[Perl.sig] Perl Tip of the Week - Subroutine and Regular Expression References

Litss Coordinator litss.coord at anu.edu.au
Tue Mar 1 12:04:59 EST 2005


From: Jacinta Richardson

==== Subroutine and Regular Expression References ====

     Last week we discussed variable references. These allow us to keep the
     identity of arrays and hashes that we pass to subroutines. References
     are also used to built complex data structures, which are important in
     many problem domains.

     This week we'll look at two other useful kinds of references:
     subroutines and regular expressions.


==== References to subroutines ====

     As well as taking references to variables, we can take references to
     subroutines. This is useful as it allows us to build dispatch tables,
     pass around processing functions and much more.

     To obtain a reference to a subroutine, we use a backslash, the same
     operator that we use to obtain a reference to a variable. However, to
     indicate to Perl that we want a reference to the subroutine we need to
     prefix the subroutine with an ampersand:

             my $sub_ref = \&my_subroutine;

     Leaving off the ampersand, or supply parentheses at the end of the
     subroutine name will result in a reference to its return value. This is
     an easy mistake to make when taking a subroutine reference.
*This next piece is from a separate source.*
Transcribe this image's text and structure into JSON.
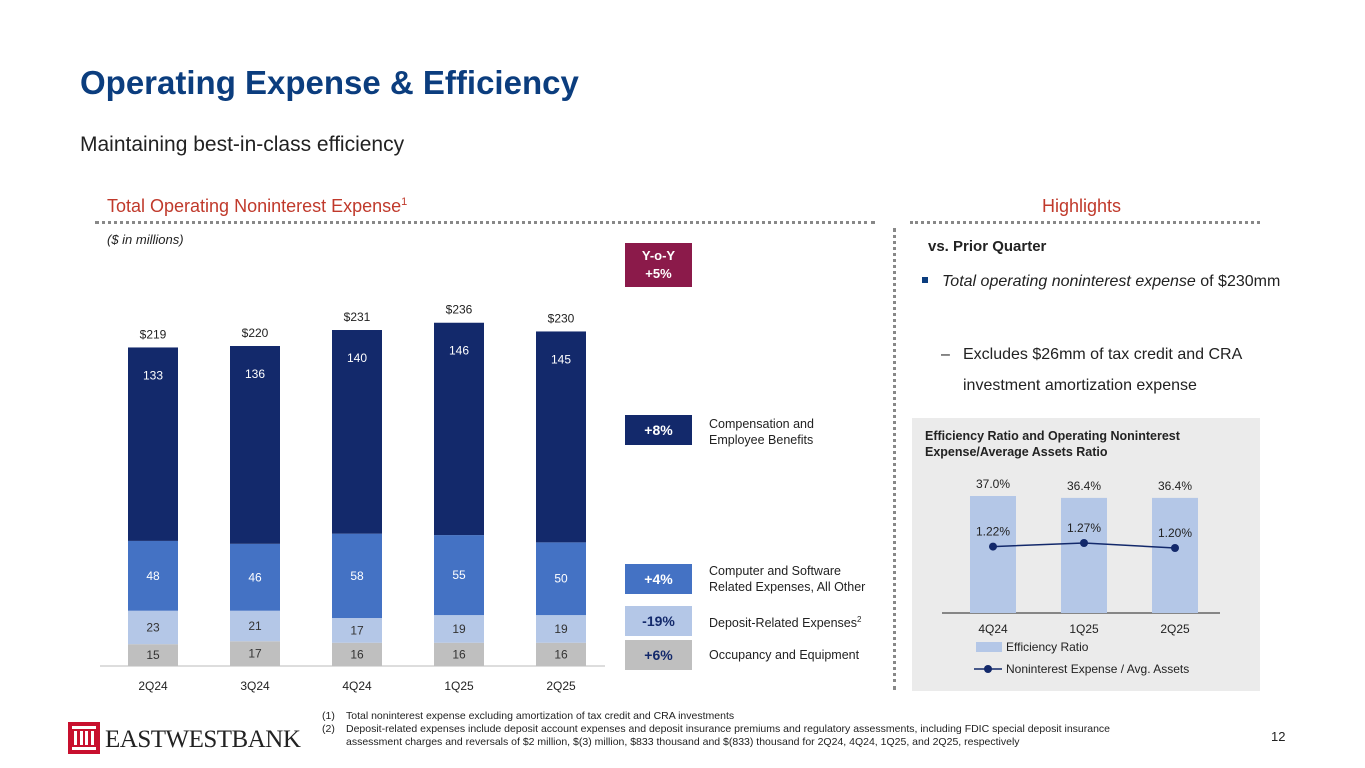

     It's also possible to take a reference to an anonymous subroutine by
     using Perl's ``sub'' keyword without providing a subroutine name:

             my $sub_ref = sub { print "Hello World!\n"; }

     To invoke a subroutine to which we hold a reference, we simply use
     Perl's arrow notation:

             $sub_ref->(@args);


==   Dispatch tables   ==

     Often when we deal with input from a user, we often end up writing code
     handling a number of differing cases. In many of these cases our code
     often looks a lot like this:

             if ( $action eq "this" ) {
                     this();
             }
             elsif ( $action eq "that" ) {
                     that();
             }
             elsif ( $action eq "something else" ) {
                     something_else();
             }
             else {
                     unknown_action();
             }

     While this is certainly one way to do it; it can seem unwieldy and
space
     consuming. However with subroutine references we can create a very
     elegant and fast alternative:

             # Dispatch table (hash of subroutine references)
             my %dispatch = (
                     this => \&this,
                     that => \&that,
                     "something else" => \&something_else,
             );

             # Check that the action exists in our table
             if ( exists $dispatch{$action} ) {
                     $dispatch{$action}->();
             } else {
                     unknown_action();
             }

     This allows us to add or change new cases easily, in a single place,
     while simplifying our code. If your subroutines are designed to accept
     the same parameter list, then you can pass in parameters when you
invoke
     the subroutine:

             $dispatch{$action}->($dbh, $cgi, $status);


==   Passing around processing functions   ==

     A good example of passing a subroutine reference to another subroutine
     is when using the File::Find module. File::Find's ``find'' function
     takes a subroutine reference and a list of directories to search. The
     subroutine referred to is then used to process each file and directory.
     For example, to print the paths and file names of all the Perl scripts
     (assuming they end in .pl) in a directory tree we might write:

             use File::Find;

             find(\&wanted, '.');

             sub wanted {
                     print "$File::Find::name\n" if /\.pl$/;
             }

     File::Find's ``find'' takes a subroutine reference to make it easy for
     the programmer to specify what to do with each file and directory.
     Furthermore, as the subroutine reference is an argument to ``find'',
     this means that you can call ``find'' from different places in your
code
     each time with a different subroutine reference.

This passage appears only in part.